Digital I/O Bandwidth on the Diecimila


For some reason I can't seem to locate the spec on the bandwidth of the digital I/O of the Diecimila board. Does anyone know what it is?

I spent a long time searching, I apologize if the answer was right under my nose somewhere.

Thanks, Andrew


Hi Andrew, I am not sure what you are asking. could you say a little more about what you want to know.

If you are asking about how quickly the arduino can input and output to the digital ports then that depends on what you want to do and how you do it.

digitalWrite takes about 5 microseconds to turn on and off a pin, but using direct port commands reduces that to around 120 nanoseconds. I haven't measured the response of digitalRead but you can use hardware support for input capture to measure pulses approaching the cycle time of the clock (16mhz).

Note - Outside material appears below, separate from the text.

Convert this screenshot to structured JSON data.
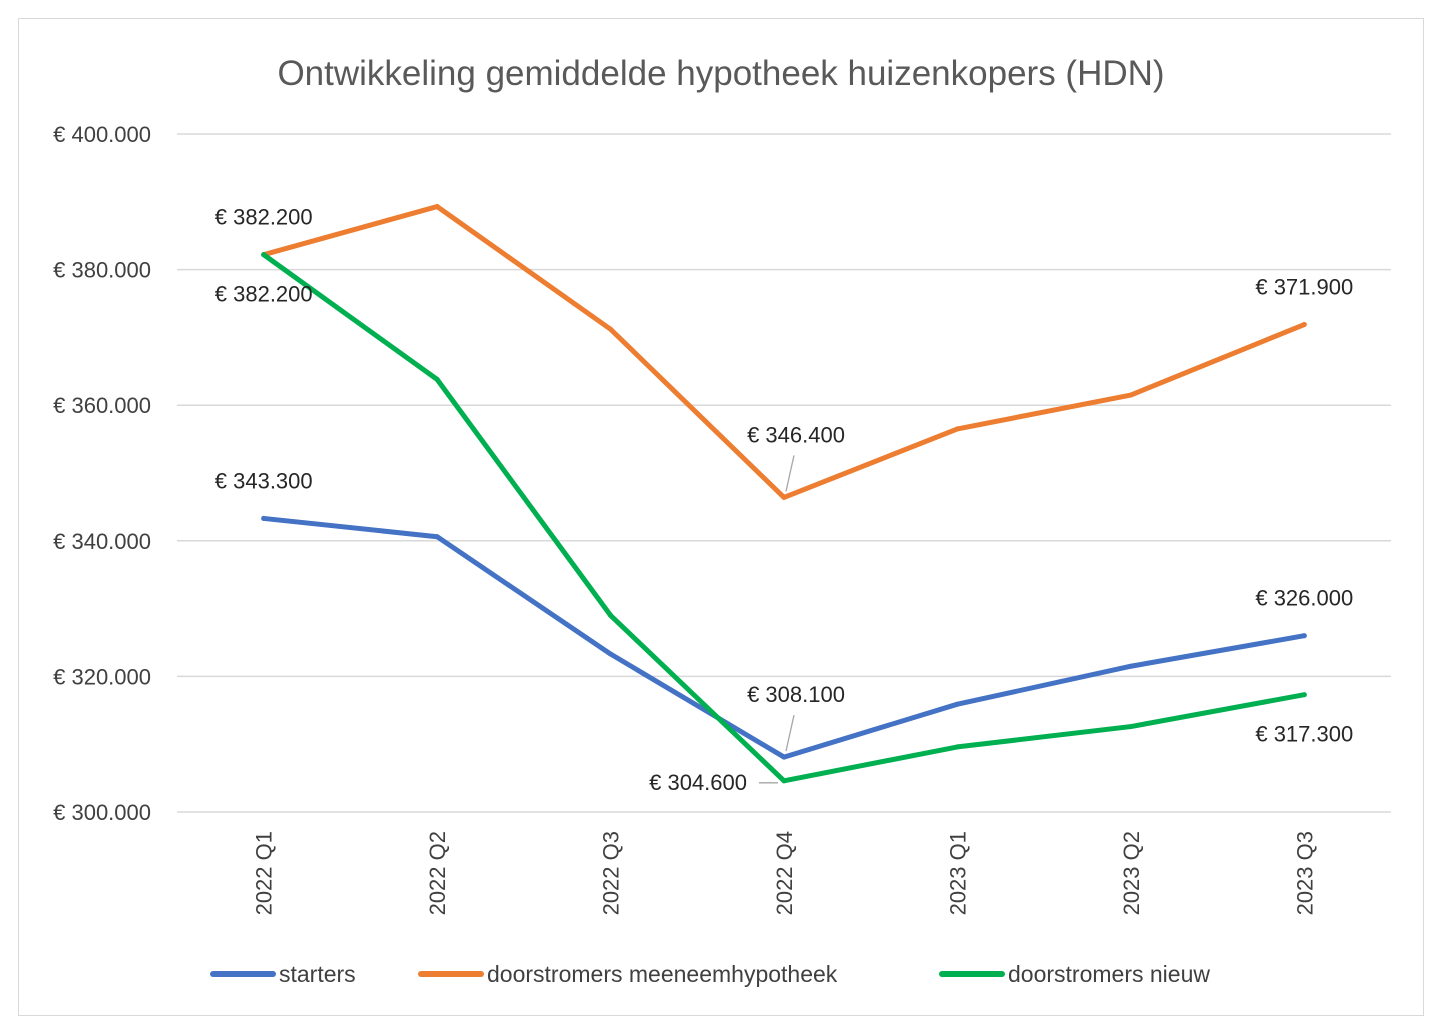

What is it you want to do?


Thanks for responding.

I want to read the pulse trains from three quadrature encoders, ie: 6 inputs with a maximum frequency response of 200KHz. Ideally I would like to measure the phase difference of each encoder pulse train pair and output either step-dir messages or absolute position to a pc via the serial port.



Andrew, I would guess that it would be difficult to achieve what you want on an arduino without some additional hardware support. I don't think the ATmega168 can capture 6 external interrupts and I don't think polling would be fast enough, assuming the three encoders are not synchronised.

But perhaps something like the Microchip MCP23017/MCP23S17 IO expander IC might help.

Anyway, I am regularly amazed with the unexpected things I see people achieve with the arduino so perhaps someone that has tackled a similar challenge can comment.

I don’t think polling would be fast enough,

Its just over 13 instructions in between polls.
Doable but it is cutting it rather fine.
Using a 20mhz crystal allows for 16 instructions between polls.

Its possible but it wouldn’t be able to do much other than relay the raw data to something else.
It would be impossible to check direction or figure out the absolute position on the chip.